- Citizenship: American
- Education: Washington University in St. Louis University of Wisconsin-Madison
- Scientific career
- Fields: Statistics
- Workplaces: Purdue University
- Doctoral advisor: Michael Abbott Newton
- Doctoral students: Olga Vitek

= Bruce A. Craig =

American statistician and academic

Bruce A. Craig is an American statistician and academic, recognized for his work in statistical consulting and the development of novel statistical methodologies, particularly within the life sciences. He is a Professor of Statistics and the Director of the Statistical Consulting Service (SCS) at Purdue University. Craig is a Fellow of both the American Statistical Association (ASA) and the American Association for the Advancement of Science (AAAS).

==Education==
Craig earned a B.S. in Mathematics and Economics from Washington University in St. Louis in 1989. He then enrolled at the University of Wisconsin-Madison, earning his M.S. and Ph.D. in Statistics in 1991 and 1996 respectively. His doctoral advisor was Michael Abbott Newton and dissertation was entitled "Analysis of Hidden Markov Models via Markov Chain Monte Carlo."

==Career and research==
As of 2025, he is a Professor in the Department of Statistics at Purdue University. Since 2005 he has also served as the Director of the Statistical Consulting Service (SCS), which provides statistical experimental design and other statistical consulting support to university researchers.

Craig's research focuses on developing and applying new statistical methodologies to address complex problems, primarily in the life sciences. His specific areas of interest include:
- Bayesian hierarchical modeling: the use of Bayesian statistical methods to describe and account for the heterogeneity in complex data sets.
- Diagnostic testing: methods for evaluating the accuracy and effectiveness of diagnostic tests.
- Bioinformatics and related disciplines, including genomics, nutrition, proteomics, and statistical genetics.
- Computational statistics such as Markov chain Monte Carlo (MCMC) techniques for statistical inference.
- Abundance estimation: including non-invasive capture-recapture modeling.

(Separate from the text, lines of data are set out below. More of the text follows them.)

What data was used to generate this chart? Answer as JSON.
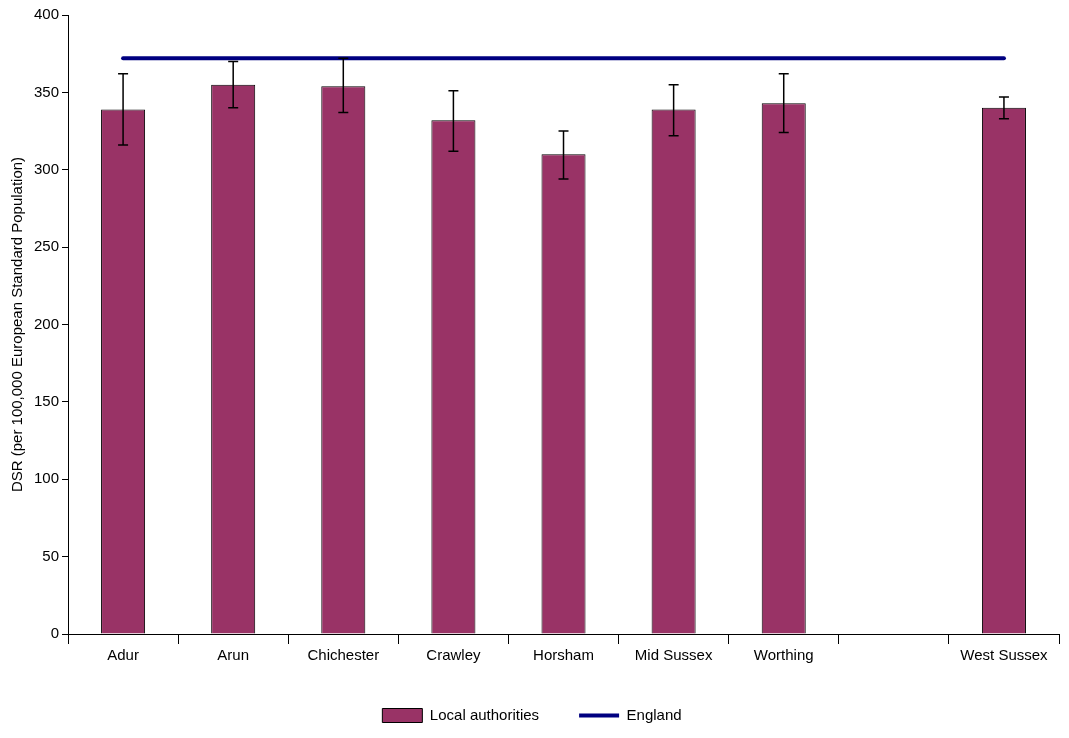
{
  "chart_data": {
    "type": "bar",
    "ylabel": "DSR (per 100,000 European Standard Population)",
    "categories": [
      "Adur",
      "Arun",
      "Chichester",
      "Crawley",
      "Horsham",
      "Mid Sussex",
      "Worthing",
      null,
      "West Sussex"
    ],
    "series": [
      {
        "name": "Local authorities",
        "color": "#993366",
        "values": [
          339,
          355,
          354,
          332,
          310,
          339,
          343,
          null,
          340
        ],
        "errors": [
          [
            316,
            362
          ],
          [
            340,
            370
          ],
          [
            337,
            372
          ],
          [
            312,
            351
          ],
          [
            294,
            325
          ],
          [
            322,
            355
          ],
          [
            324,
            362
          ],
          null,
          [
            333,
            347
          ]
        ]
      },
      {
        "name": "England",
        "type": "line",
        "color": "#000080",
        "values": [
          372,
          372,
          372,
          372,
          372,
          372,
          372,
          372,
          372
        ]
      }
    ],
    "ylim": [
      0,
      400
    ],
    "yticks": [
      0,
      50,
      100,
      150,
      200,
      250,
      300,
      350,
      400
    ],
    "grid": false,
    "legend": "bottom",
    "marker": "none"
  }
}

He has published at least 194 peer-reviewed articles across a range of scientific and statistical journals. He is also the co-author of several introductory textbooks, including Introduction to the Practice of Statistics, which integrates real-world data and experience from the Statistical consulting Service.

==Awards and honors==
- Purdue University Faculty Scholar (2005)
- Chair, ASA Section on Statistical Consulting (2008)
- Fellow of the American Statistical Association (2011)
- Fellow of the American Association for the Advancement of Science (2015)
- College of Science Outstanding Service Award (2022)

==Selected publications==
- Moore, David S., George P. McCabe, and Bruce A. Craig. Introduction to the Practice of Statistics. W.H. Freeman.
- Running, C. A., Craig, B. A., and Mattes, R. D. (2015). Oleogustus: the unique taste of fat. Chemical Senses, 40(7), 507–516.
- DePalma, G., Xu, H., Covinsky, K. E., Craig, B. A., Stallard, E., Thomas III, J., and Sands, L.P. (2013). Hospital readmission among older adults who return home with unmet need for ADL disability. The Gerontologist, 53(3), 454–461.
- Gerber, E. A. E., and Craig, B. A. (2021). A mixed effects multinomial logistic-normal model for forecasting baseball performance. Journal of Quantitative Analysis in Sports, 17(3), 221-239.